ChecklistMay 25, 2026

Boxed‑Agent Checklist (Solo Operator Edition)

A one‑page pre‑flight and runtime checklist to ship AI agents safely as a solo operator: strict tool allowlists and approvals, timeouts and run caps, budgets and rate limits, checkpoints and reversible actions, schema‑validated I/O, a baseline A/B harness, and a crisp rollback plan.

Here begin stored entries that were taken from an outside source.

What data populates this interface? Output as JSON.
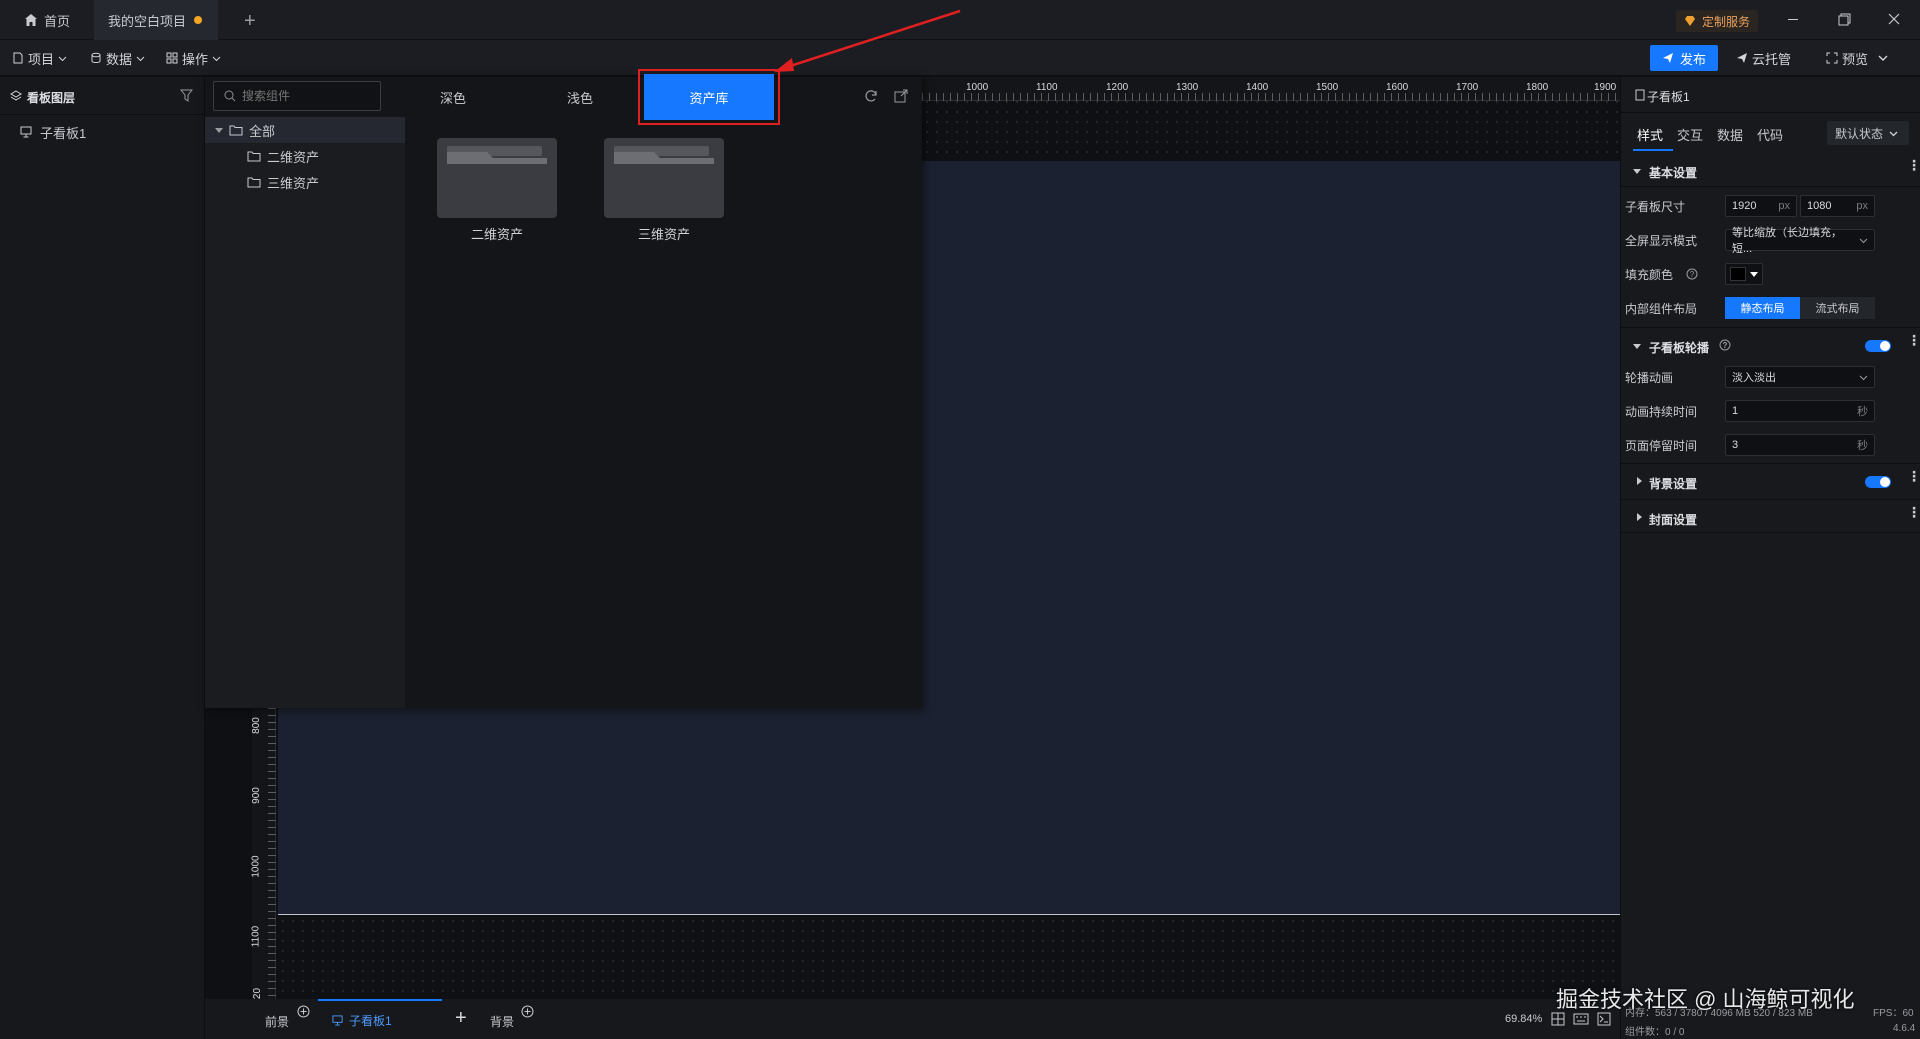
{
  "titlebar": {
    "home_tab": "首页",
    "project_tab": "我的空白项目",
    "custom_service": "定制服务"
  },
  "menubar": {
    "project": "项目",
    "data": "数据",
    "operate": "操作",
    "publish": "发布",
    "cloud_host": "云托管",
    "preview": "预览"
  },
  "layer_panel": {
    "title": "看板图层",
    "items": [
      "子看板1"
    ]
  },
  "asset_popup": {
    "search_placeholder": "搜索组件",
    "tabs": [
      "深色",
      "浅色",
      "资产库"
    ],
    "active_tab": "资产库",
    "tree": {
      "root": "全部",
      "children": [
        "二维资产",
        "三维资产"
      ]
    },
    "folders": [
      "二维资产",
      "三维资产"
    ]
  },
  "ruler": {
    "top_ticks": [
      "1000",
      "1100",
      "1200",
      "1300",
      "1400",
      "1500",
      "1600",
      "1700",
      "1800",
      "1900"
    ],
    "left_ticks": [
      "800",
      "900",
      "1000",
      "1100",
      "20"
    ]
  },
  "right_panel": {
    "title": "子看板1",
    "tabs": [
      "样式",
      "交互",
      "数据",
      "代码"
    ],
    "state_select": "默认状态",
    "basic_settings": "基本设置",
    "size_label": "子看板尺寸",
    "width": "1920",
    "height": "1080",
    "unit_px": "px",
    "fullscreen_label": "全屏显示模式",
    "fullscreen_value": "等比缩放（长边填充，短...",
    "fill_color_label": "填充颜色",
    "fill_color": "#000000",
    "layout_label": "内部组件布局",
    "layout_static": "静态布局",
    "layout_flow": "流式布局",
    "carousel_title": "子看板轮播",
    "carousel_anim_label": "轮播动画",
    "carousel_anim_value": "淡入淡出",
    "anim_duration_label": "动画持续时间",
    "anim_duration_value": "1",
    "stay_time_label": "页面停留时间",
    "stay_time_value": "3",
    "unit_sec": "秒",
    "bg_settings": "背景设置",
    "cover_settings": "封面设置"
  },
  "bottom_bar": {
    "foreground": "前景",
    "board_tab": "子看板1",
    "background": "背景",
    "zoom": "69.84%",
    "memory": "内存：563 / 3780 / 4096 MB  520 / 823 MB",
    "fps": "FPS：60",
    "component_count": "组件数：0 / 0",
    "version": "4.6.4"
  },
  "watermark": "掘金技术社区 @ 山海鲸可视化",
  "colors": {
    "accent": "#1677ff",
    "highlight_border": "#e02020",
    "annotation_arrow": "#e02020"
  }
}
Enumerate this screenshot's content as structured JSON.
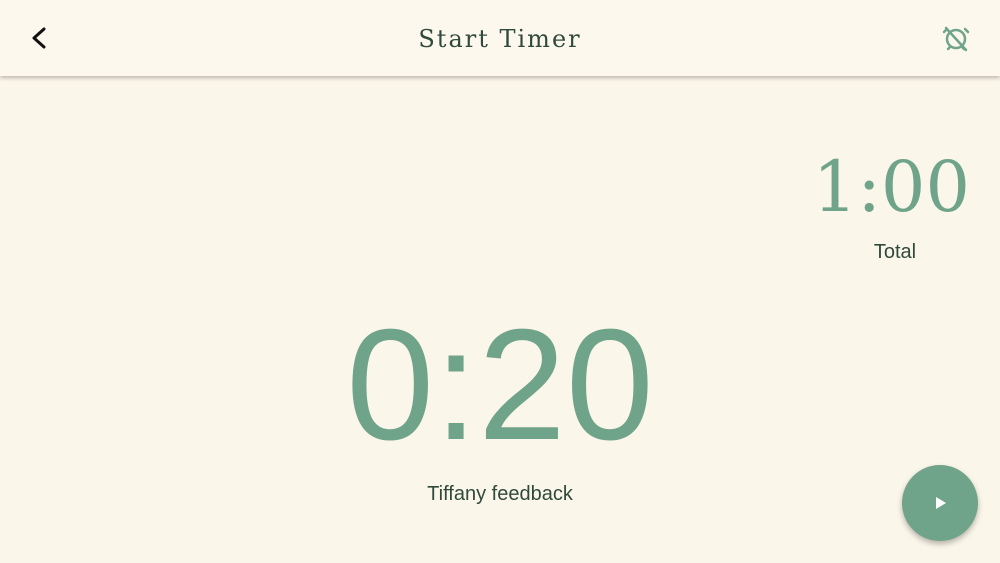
{
  "header": {
    "title": "Start Timer",
    "back_icon": "chevron-left-icon",
    "alarm_icon": "alarm-off-icon"
  },
  "timer": {
    "total_time": "1:00",
    "total_label": "Total",
    "current_time": "0:20",
    "segment_label": "Tiffany feedback"
  },
  "actions": {
    "play_icon": "play-icon"
  },
  "colors": {
    "background": "#fbf6ea",
    "accent": "#6fa48a",
    "text_dark": "#2f4a3b"
  }
}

From EpisodeStop Building Agents by Default

Run this pre‑flight before any agent touches production, then re‑run on every version bump. Bias to deterministic flows first; if you ship an agent, keep it boxed with strict controls and a clean rollback.

1
Gate the decision: do you actually need an agent?
Ship a deterministic flow if inputs are structured and the path is known. Only proceed with an agent if the task needs open‑ended reasoning or tool choice. Write your win criteria now (e.g., ≤ baseline failure rate, ≤ 1.25× cost/run, ≤ 2× p95 latency).
2
Define a hard tool allowlist + approvals
List only the tools the agent may call. Mark destructive tools (email.send, db.write, file.delete, payment.charge) as approval‑required so runs pause for human sign‑off before execution (e.g., approval_mode=always_require). Default all other tools to read‑only where possible.
3
Lock identities, scopes, and surfaces
Run the agent under least‑privilege service accounts with scoped API keys. Separate staging vs. production credentials. Restrict external surfaces (allowed domains/paths, filesystem sandbox like /tmp only) and block raw shell/HTTP unless explicitly allowlisted.
4
Set timeouts per node and a global run cap
Enforce a per‑tool/node timeout (starter defaults: 8–15s) and a wall‑clock cap for the whole run (starter default: 60–120s). Fail fast on timeout with a typed error and route to a safe fallback; for long tasks, use background/continuation patterns rather than stretching timeouts.
5
Enforce budgets and rate limits
Set per‑run spend caps (e.g., $0.05/run), token caps, max tool calls (e.g., ≤ 10), and a daily budget (e.g., $10). Add concurrency limits (e.g., 2–3 runs) and exponential backoff on 429/5xx. If any cap trips, abort the run and fall back deterministically.
6
Add checkpoints and make side‑effects reversible
Persist state at each super‑step so you can resume or audit. Before any side‑effect, require an idempotency key and a dry‑run/preview. Only commit after approval; record the external system receipt/ID so you can undo or reconcile if needed.
7
Validate input/output with strict schemas
Define JSON/Pydantic schemas for agent inputs, tool arguments, and tool outputs. Parse in strict mode (no coercion); reject runs on schema violations. Normalize enumerations (status, currency, country) and enforce required fields before proceeding.
8
Wire audit logging and redaction
Log every run with a trace ID, tool calls, inputs/outputs (after PII redaction), token usage, cost, timings, approvals, and errors. Store structured logs in your datastore; add alerts on budget_exceeded, repeated tool errors (>3 in 5 min), or p95 latency spikes (>2× baseline).
9
Build an A/B harness against your deterministic baseline
Freeze a test set (e.g., 50–100 real inputs). Run both the deterministic flow and the boxed agent. Compare failure classes, p50/p95 latency, and $/run. Ship the agent only if it meets the pre‑written win criteria with guardrails enabled.
10
Handle rate limits, errors, and fallbacks deterministically
Map 429/limit errors to queued retries within caps; map timeouts to a known fallback path; map validation/tool errors to a human‑review queue with the last checkpoint attached. Never let the agent free‑roam after an error.
11
Prepare a crisp rollback and kill switch
Wrap the agent behind a feature flag. Document steps to redirect 100% of traffic to the deterministic baseline, revoke agent credentials, and drain/rehydrate in‑flight work from checkpoints. Practice the rollback once before go‑live.
12
Go live via a canary and review cycle
Start with 10–20% traffic for 24–48 hours. Watch alerts, compare A/B metrics in real time, and review 10 random traces manually. Promote to 100% only if metrics hold; otherwise roll back, fix, and re‑test.